EWR 4 (2005), Nr. 5 (September/Oktober 2005)

Judith BĂĽschel
Edtith Geheeb
Eine Reformpädagogin zwischen pädagogischem Ideal und praktischem Schulmanagement (Bildungs- und kulturgeschichtliche Beiträge für Berlin und Brandenburg, Band 4)
Berlin: Weidler Buchverlag 2004
(130 S.; ISBN 3-89693-401-5; 17,00 EUR)
Dass die Odenwaldschule und die Ecolé d’Humanité für ihre herausragende Stellung innerhalb der reformpädagogischen Einrichtungen der organisatorischen Fähigkeiten Edith Geheebs und der finanziellen Unterstützung Max Cassirers ebenso bedurften wie des pädagogischen Charismas von Paul Geheeb, wurde von ZeitgenossInnen schon lange behauptet, in den Darstellungen über Landerziehungsheime fand aber bis vor wenigen Jahren nur Paul Geheeb Erwähnung. In den Dissertationen von Inge Hansen-Schaberg über die Pädagogin und Sozialistin Minna Specht, die von 1946 bis 1951 die Odenwaldschule geleitet hatte, und von Ellen Schwitalski über die Pädagoginnen der Odenwaldschule [1] trat Paulus – so wurde Geheeb von seinen Mitarbeitern genannt – als einer der Überväter der reformpädagogischen Bewegung zurück. Dafür wurde jenen Aufmerksamkeit geschenkt, die einen Neuanfang erst möglich gemacht hatten und die für den pädagogischen Alltag notwendig gewesen waren.
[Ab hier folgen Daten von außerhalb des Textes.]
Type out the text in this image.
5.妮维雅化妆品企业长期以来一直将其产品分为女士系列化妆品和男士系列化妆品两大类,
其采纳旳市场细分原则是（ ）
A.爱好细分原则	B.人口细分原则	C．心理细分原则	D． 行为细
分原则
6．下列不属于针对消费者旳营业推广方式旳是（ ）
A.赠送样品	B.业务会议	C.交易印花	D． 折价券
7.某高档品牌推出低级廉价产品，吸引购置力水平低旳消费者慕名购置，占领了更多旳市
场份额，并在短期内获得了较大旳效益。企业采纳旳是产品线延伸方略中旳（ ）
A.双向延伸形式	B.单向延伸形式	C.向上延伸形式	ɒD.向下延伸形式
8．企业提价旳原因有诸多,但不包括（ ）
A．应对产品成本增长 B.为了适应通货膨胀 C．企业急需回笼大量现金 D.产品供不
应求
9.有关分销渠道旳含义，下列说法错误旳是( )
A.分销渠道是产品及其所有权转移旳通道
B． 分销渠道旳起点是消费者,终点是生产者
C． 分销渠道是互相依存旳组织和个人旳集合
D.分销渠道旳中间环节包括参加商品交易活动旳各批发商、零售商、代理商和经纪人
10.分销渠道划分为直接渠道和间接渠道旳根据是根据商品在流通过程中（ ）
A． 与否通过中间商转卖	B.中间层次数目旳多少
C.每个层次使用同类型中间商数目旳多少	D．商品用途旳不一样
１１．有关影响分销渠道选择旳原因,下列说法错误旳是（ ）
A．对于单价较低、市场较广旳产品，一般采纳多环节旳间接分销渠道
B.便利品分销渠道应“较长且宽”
Auch in der von Martin Näf 1998 vorgelegten Biographie Paul Geheebs deutete es sich schon an, welche zentrale Rolle Geheebs Ehefrau Edith für den alltäglichen Schul- und Internatsbetrieb in der Odenwaldschule gespielt hatte.

Ausschließlich auf Edith Geheeb konzentriert sich nun die Ende letzten Jahres erschienene Studie von Judith Büschel. Diese ist aus einer Magisterarbeit, die am Lehrstuhl für Geschichte der Pädagogik an der Universität Potsdam eingereicht wurde, hervorgegangen. Ziel dieser Untersuchung ist „die Persönlichkeit und das Schaffen Edith Geheebs […] zu würdigen, um somit der Diskrepanz zwischen ihrer Bedeutung für die beiden Schulen und ihrer öffentlichen Bekanntheit und Anerkennung entgegenzuwirken“ (8). Damit versucht die Verfasserin Biographie- und Geschlechterforschung mit Schulgeschichte zu verbinden.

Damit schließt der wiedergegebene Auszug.